4:4-6 Here is a solemn conclusion, not only of this prophecy, but of the Old Testament. Conscience bids us remember the law. Though we have not prophets, yet, as long as we have Bibles, we may keep up our communion with God. Let others boast in their proud reasoning, and call it enlightening, but let us keep near to that sacred word, through which this Sun of Righteousness shines upon the souls of his people. They must keep up a believing expectation of the gospel of Christ, and must look for the beginning of it. John the Baptist preached repentance and reformation, as Elijah had done. The turning of souls to God and their duty, is the best preparation of them for the great and dreadful day of the Lord. John shall preach a doctrine that shall reach men's hearts, and work a change in them. Thus he shall prepare the way for the kingdom of heaven. The Jewish nation, by wickedness, laid themselves open to the curse. God was ready to bring ruin upon them; but he will once more try whether they will repent and return; therefore he sent John the Baptist to preach repentance to them.

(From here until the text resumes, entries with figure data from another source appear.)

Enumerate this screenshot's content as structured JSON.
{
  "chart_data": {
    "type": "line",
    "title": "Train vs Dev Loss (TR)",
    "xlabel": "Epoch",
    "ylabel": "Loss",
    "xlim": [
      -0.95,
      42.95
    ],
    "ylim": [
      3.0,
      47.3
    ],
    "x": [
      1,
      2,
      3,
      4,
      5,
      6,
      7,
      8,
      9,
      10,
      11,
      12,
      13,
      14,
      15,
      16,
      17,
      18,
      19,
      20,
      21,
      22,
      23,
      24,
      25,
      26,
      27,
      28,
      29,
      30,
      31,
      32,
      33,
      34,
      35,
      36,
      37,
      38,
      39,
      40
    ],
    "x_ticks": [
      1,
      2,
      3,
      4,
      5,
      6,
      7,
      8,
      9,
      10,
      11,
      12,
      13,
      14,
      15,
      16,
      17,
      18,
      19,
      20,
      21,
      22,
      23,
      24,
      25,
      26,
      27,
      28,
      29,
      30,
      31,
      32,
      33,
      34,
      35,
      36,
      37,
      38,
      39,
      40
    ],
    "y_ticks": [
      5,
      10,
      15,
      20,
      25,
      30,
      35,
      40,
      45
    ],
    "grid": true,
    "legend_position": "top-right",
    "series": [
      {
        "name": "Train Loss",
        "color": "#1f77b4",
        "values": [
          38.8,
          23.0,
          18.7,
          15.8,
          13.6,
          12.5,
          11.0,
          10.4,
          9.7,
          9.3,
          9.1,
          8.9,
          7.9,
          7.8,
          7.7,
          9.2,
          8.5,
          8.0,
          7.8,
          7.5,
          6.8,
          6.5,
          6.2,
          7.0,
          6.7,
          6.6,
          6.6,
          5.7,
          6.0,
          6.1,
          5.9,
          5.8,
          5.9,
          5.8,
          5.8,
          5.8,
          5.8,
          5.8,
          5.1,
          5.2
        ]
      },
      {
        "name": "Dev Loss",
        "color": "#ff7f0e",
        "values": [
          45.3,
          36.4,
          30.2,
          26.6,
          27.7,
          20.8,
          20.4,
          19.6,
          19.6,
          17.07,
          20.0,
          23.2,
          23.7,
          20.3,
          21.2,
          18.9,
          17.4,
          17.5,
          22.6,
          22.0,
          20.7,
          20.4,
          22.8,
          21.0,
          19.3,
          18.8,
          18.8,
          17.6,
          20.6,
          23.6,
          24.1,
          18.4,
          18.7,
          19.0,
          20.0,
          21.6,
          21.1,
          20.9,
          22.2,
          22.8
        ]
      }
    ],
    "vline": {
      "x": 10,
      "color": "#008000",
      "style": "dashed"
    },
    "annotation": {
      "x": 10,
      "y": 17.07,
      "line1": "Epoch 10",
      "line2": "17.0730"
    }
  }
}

Let the believer wait with patience for his release, and cheerfully expect the great day, when Christ shall come the second time to complete our salvation. But those must expect to be smitten with a sword, with a curse, who turn not to Him that smites them with a rod. None can expect to escape the curse of God's broken law, nor to enjoy the happiness of his chosen and redeemed people, unless their hearts are turned from sin and the world, to Christ and holiness. The grace of our Lord Jesus Christ be with us all. Amen.
5. I send you Elijah—as a means towards your "remembering the law" (Mal 4:4).

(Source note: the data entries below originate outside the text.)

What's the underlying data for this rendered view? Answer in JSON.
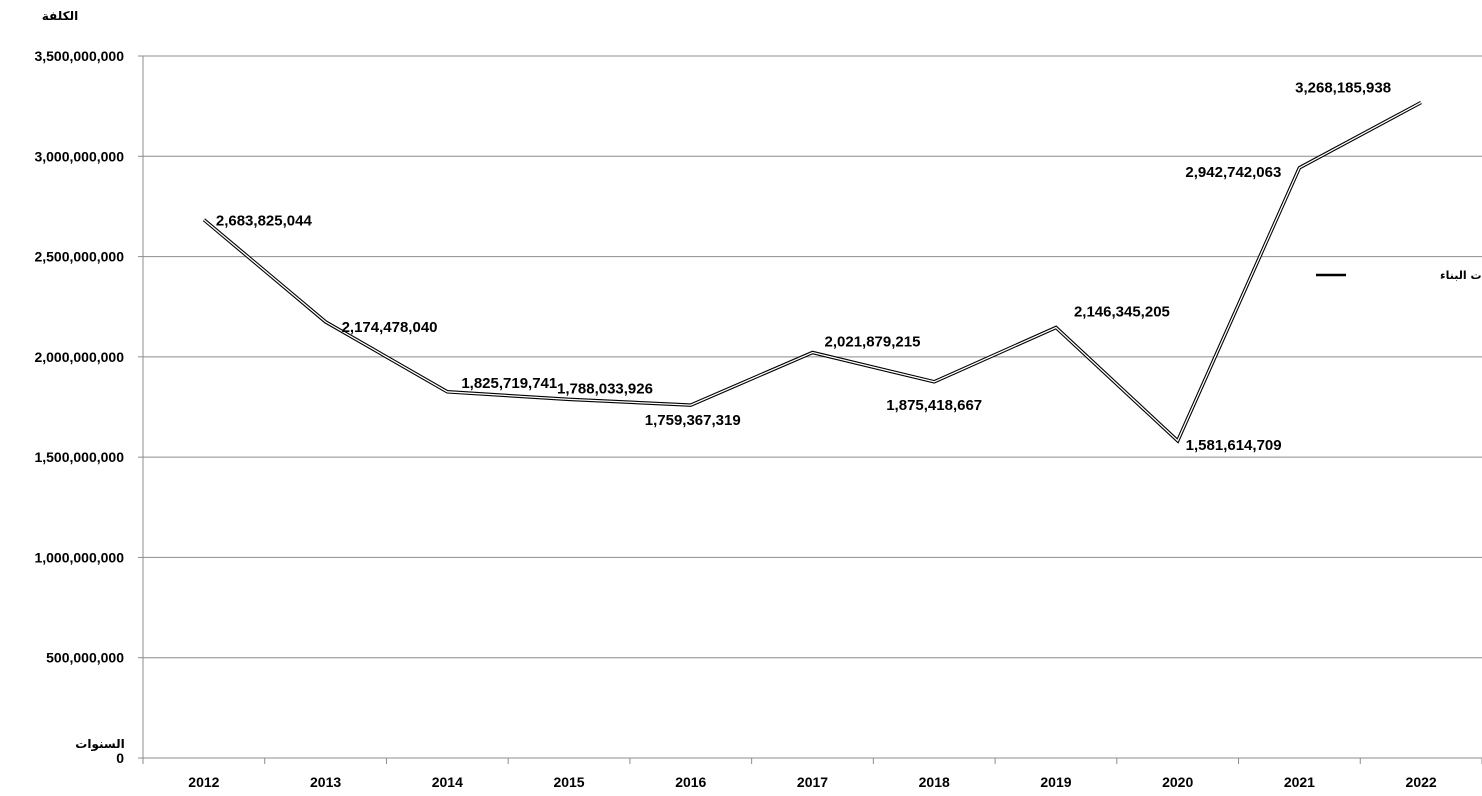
{
  "chart_data": {
    "type": "line",
    "title": "",
    "ylabel": "الكلفة",
    "xlabel": "السنوات",
    "categories": [
      "2012",
      "2013",
      "2014",
      "2015",
      "2016",
      "2017",
      "2018",
      "2019",
      "2020",
      "2021",
      "2022"
    ],
    "series": [
      {
        "name": "كلفة اجازات البناء",
        "values": [
          2683825044,
          2174478040,
          1825719741,
          1788033926,
          1759367319,
          2021879215,
          1875418667,
          2146345205,
          1581614709,
          2942742063,
          3268185938
        ],
        "data_labels": [
          "2,683,825,044",
          "2,174,478,040",
          "1,825,719,741",
          "1,788,033,926",
          "1,759,367,319",
          "2,021,879,215",
          "1,875,418,667",
          "2,146,345,205",
          "1,581,614,709",
          "2,942,742,063",
          "3,268,185,938"
        ]
      }
    ],
    "ylim": [
      0,
      3500000000
    ],
    "y_ticks": [
      0,
      500000000,
      1000000000,
      1500000000,
      2000000000,
      2500000000,
      3000000000,
      3500000000
    ],
    "y_tick_labels": [
      "0",
      "500,000,000",
      "1,000,000,000",
      "1,500,000,000",
      "2,000,000,000",
      "2,500,000,000",
      "3,000,000,000",
      "3,500,000,000"
    ],
    "grid": true,
    "legend_position": "right",
    "line_color": "#000000"
  }
}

the prophet—emphatical; not "the Tishbite"; for it is in his official, not his personal capacity, that his coming is here predicted. In this sense, John the Baptist was an Elijah in spirit (Lu 1:16, 17), but not the literal Elijah; whence when asked, "Art thou Elias?" (Joh 1:21), He answered, "I am not." "Art thou that prophet?" "No." This implies that John, though knowing from the angel's announcement to his father that he was referred to by Mal 4:5 (Lu 1:17), whence he wore the costume of Elijah, yet knew by inspiration that he did not exhaustively fulfil all that is included in this prophecy: that there is a further fulfilment (compare Note, see on Mal 3:1). As Moses in Mal 4:4 represents the law, so Elijah represents the prophets. The Jews always understood it of the literal Elijah. Their saying is, "Messiah must be anointed by Elijah." As there is another consummating advent of Messiah Himself, so also of His forerunner Elijah; perhaps in person, as at the transfiguration (Mt 17:3; compare Mt 17:11). He in his appearance at the transfiguration in that body on which death had never passed is the forerunner of the saints who shall be found alive at the Lord's second coming. Re 11:3 may refer to the same witnesses as at the transfiguration, Moses and Elijah; Re 11:6 identifies the latter (compare 1Ki 17:1; Jas 5:17). Even after the transfiguration Jesus (Mt 17:11) speaks of Elijah's coming "to restore all things" as still future, though He adds that Elijah (in the person of John the Baptist) is come already in a sense (compare Ac 3:21). However, the future forerunner of Messiah at His second coming may be a prophet or number of prophets clothed with Elijah's power, who, with zealous upholders of "the law" clothed in the spirit of "Moses," may be the forerunning witnesses alluded to here and in Re 11:2-12. The words "before the … dreadful day of the Lord," show that John cannot be exclusively meant; for he came before the day of Christ's coming in grace, not before His coming in terror, of which last the destruction of Jerusalem was the earnest (Mal 4:1; Joe 2:31).